De acuerdo con testimonios de líderes étnicos y campesinos de la región, el proceso de planeación de los PDET, tal y como está diseñado y como se viene aplicando, antes que reconocer las voces locales y de fortalecer la participación comunitaria y a las organizaciones étnicas y territoriales, parecieran estar  buscando, de manera deliberada, debilitarlas. Esto porque la definición territorial no ha sido discutida con las organizaciones locales, ni ha habido voluntad para concertar las rutas y las formas del proceso de planeación en sus territorios.

Además, afirman estos testimonios, se están cooptando líderes y activistas por la vía de contratos de trabajo a corto plazo, y con promesas de millonarios recursos por venir a la zona por la vía  de proyectos. Lo anterior significa para los lideres étnicos y campesinos, no sólo un nuevo desconocimiento de los procesos y participación comunitarios por parte del Estado,  sino de las propuestas y alternativas de sus organizaciones para construir paz, justicia y buen vivir en sus territorios.

Varios de los analistas mencionados más arriba muestran que los problemas agrarios y de representación política hacen parte de las dinámicas mismas de creación y desarrollo del Estado-nación colombiano, que por asuntos políticos, económicos, culturales (incluso intelectuales y epistemológicos), ha desconocido la existencia de comunidades, sectores y territorios como parte de los procesos mismos de la construcción de ese Estado-nación.

¿Será que las instituciones y funcionarios a cargo de la implementación del Acuerdo de Paz no conocen las historias y reflexiones de los historiadores y analistas del conflicto colombiano, varias de ellas consignadas en las conclusiones y recomendaciones mismas de la Comisión Histórica creada durante el proceso de La Habana para comprender de manera más compleja los orígenes, la permanencia y las víctimas del conflicto?

O ¿será que en el afán por dejar unas estructuras y un aparataje básico, difícil de socavar o desmontar por quien gane la próxima elección presidencial, se están tratando de resolver problemas históricos y culturales en unos pocos meses, cometiendo varios de los errores del pasado y corriendo el riesgo de repetirlos sin ponderar los costos e impactos que estas acciones tenga en el corto, medio y largo plazo para las regiones y el país?

Creo que es necesario que las organizaciones étnicas y territoriales fortalezcan sus relaciones y trabajo con sus comunidades, así como sus vínculos y acciones conjuntas, tanto entre sus organizaciones, como con otros grupos y sectores de la región.

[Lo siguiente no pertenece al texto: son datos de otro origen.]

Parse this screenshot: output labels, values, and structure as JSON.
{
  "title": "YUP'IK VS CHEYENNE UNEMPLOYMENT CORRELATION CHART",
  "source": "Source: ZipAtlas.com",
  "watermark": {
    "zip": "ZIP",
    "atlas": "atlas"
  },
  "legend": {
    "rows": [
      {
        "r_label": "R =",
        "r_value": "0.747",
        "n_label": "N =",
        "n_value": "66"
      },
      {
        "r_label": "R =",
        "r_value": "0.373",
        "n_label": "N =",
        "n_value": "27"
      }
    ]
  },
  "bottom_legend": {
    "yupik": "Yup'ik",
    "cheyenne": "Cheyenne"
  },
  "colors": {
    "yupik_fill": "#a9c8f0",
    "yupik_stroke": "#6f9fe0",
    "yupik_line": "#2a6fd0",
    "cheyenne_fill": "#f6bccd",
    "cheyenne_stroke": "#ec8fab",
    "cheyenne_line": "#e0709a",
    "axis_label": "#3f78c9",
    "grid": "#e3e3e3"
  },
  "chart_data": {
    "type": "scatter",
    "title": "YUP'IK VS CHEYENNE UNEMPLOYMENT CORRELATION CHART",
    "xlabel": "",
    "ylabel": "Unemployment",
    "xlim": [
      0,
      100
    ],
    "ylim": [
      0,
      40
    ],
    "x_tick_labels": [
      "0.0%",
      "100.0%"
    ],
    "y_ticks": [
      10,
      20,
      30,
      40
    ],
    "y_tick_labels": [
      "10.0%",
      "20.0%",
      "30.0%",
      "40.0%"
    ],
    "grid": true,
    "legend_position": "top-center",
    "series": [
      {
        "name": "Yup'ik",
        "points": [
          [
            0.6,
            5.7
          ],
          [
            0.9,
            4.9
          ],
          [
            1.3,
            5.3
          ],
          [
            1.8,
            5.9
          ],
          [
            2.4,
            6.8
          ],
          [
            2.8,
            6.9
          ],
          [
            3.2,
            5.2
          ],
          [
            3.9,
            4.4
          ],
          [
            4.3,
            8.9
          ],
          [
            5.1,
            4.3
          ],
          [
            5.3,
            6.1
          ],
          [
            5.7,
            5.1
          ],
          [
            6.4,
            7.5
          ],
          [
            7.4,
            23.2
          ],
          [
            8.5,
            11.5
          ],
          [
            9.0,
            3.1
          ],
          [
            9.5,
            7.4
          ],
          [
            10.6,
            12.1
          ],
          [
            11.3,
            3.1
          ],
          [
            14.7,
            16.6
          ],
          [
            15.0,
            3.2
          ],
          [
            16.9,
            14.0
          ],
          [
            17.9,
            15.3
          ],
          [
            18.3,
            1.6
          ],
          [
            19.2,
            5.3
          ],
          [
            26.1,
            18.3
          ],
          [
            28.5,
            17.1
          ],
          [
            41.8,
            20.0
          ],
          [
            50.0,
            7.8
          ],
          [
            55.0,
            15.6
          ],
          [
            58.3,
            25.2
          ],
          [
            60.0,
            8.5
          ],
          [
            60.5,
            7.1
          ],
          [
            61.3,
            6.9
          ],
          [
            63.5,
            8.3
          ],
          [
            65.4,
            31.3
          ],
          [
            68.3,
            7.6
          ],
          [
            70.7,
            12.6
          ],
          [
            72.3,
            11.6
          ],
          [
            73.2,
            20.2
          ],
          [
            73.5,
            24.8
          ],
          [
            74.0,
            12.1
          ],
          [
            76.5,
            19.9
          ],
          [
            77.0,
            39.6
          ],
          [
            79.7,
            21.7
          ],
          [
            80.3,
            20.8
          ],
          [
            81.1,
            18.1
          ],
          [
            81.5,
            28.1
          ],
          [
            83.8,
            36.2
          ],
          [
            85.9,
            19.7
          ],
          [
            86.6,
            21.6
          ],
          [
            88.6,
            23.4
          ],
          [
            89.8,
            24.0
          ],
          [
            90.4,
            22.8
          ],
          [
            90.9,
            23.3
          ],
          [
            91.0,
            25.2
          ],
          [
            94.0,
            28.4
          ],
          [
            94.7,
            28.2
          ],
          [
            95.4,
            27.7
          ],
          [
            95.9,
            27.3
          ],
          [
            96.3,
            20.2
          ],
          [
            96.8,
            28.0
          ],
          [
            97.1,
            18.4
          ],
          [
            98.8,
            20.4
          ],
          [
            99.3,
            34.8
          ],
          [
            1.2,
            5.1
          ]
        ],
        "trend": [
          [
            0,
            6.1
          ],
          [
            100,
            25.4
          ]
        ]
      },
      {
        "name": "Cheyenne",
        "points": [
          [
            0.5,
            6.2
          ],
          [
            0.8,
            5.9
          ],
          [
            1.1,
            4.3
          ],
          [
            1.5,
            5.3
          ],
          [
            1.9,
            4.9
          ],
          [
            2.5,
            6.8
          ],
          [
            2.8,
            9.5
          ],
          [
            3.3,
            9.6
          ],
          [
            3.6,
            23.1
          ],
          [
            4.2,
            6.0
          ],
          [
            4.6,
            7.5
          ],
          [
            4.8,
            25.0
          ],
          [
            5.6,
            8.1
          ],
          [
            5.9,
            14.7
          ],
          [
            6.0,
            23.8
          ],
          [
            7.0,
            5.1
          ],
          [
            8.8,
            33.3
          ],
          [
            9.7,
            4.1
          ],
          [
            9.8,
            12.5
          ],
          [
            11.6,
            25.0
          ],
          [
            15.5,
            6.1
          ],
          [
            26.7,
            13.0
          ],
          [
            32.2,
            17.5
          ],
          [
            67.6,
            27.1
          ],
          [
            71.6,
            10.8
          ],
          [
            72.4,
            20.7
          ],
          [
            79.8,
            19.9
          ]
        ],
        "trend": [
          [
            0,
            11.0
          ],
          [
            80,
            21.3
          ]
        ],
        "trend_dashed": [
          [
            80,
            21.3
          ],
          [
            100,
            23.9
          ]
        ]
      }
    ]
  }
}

Pero es muy importante que las instituciones y personas del gobierno a cargo de la implementación del Acuerdo de Paz, lo mismo que otros sectores y grupos influyentes en la región, consideren muy en serio las historias de lo agrario y la representación política en el país.

En este sentido, deberían conocer y reconocer los planes, propuestas, e incluso los acuerdos, que desde tiempo atrás se han desarrollado en lo local-regional, como base de análisis y concertación de programas que correspondan con las visiones, sueños y sentidos del bienestar y buen vivir de las comunidades indígenas, negras y campesinas. 

De otra forma es probable que en el Norte de Cauca estemos frente a una nueva ¨bomba de tiempo¨, como las que se han desencadenado en territorios como los de Quibdó, Buenaventura o Tumaco, en los últimos meses, para referir solo a algunos de los casos más preocupantes en el Pacífico colombiano.

 


Por ejemplo las históricas luchas por la tierra, la autonomía y la identidad, que incluyen el Movimiento del indio Quintín Lame, o los movimientos surgidos durante La Violencia en esta región,  o la formación del Consejo Regional Indígena del Cauca (CRIC), de la Asociación Nacional de Usuarios Campesinos de Colombia (ANUC), y más recientemente, de la Asociación de Cabildos Indígenas del Norte del Cauca (ACIN),  o de Asociación de Consejos Comunitarios del Norte del Cauca (ACONC), además de la gestación en el ultimo año del Consejo Interétnico del Norte del Cauca, entre los más importantes.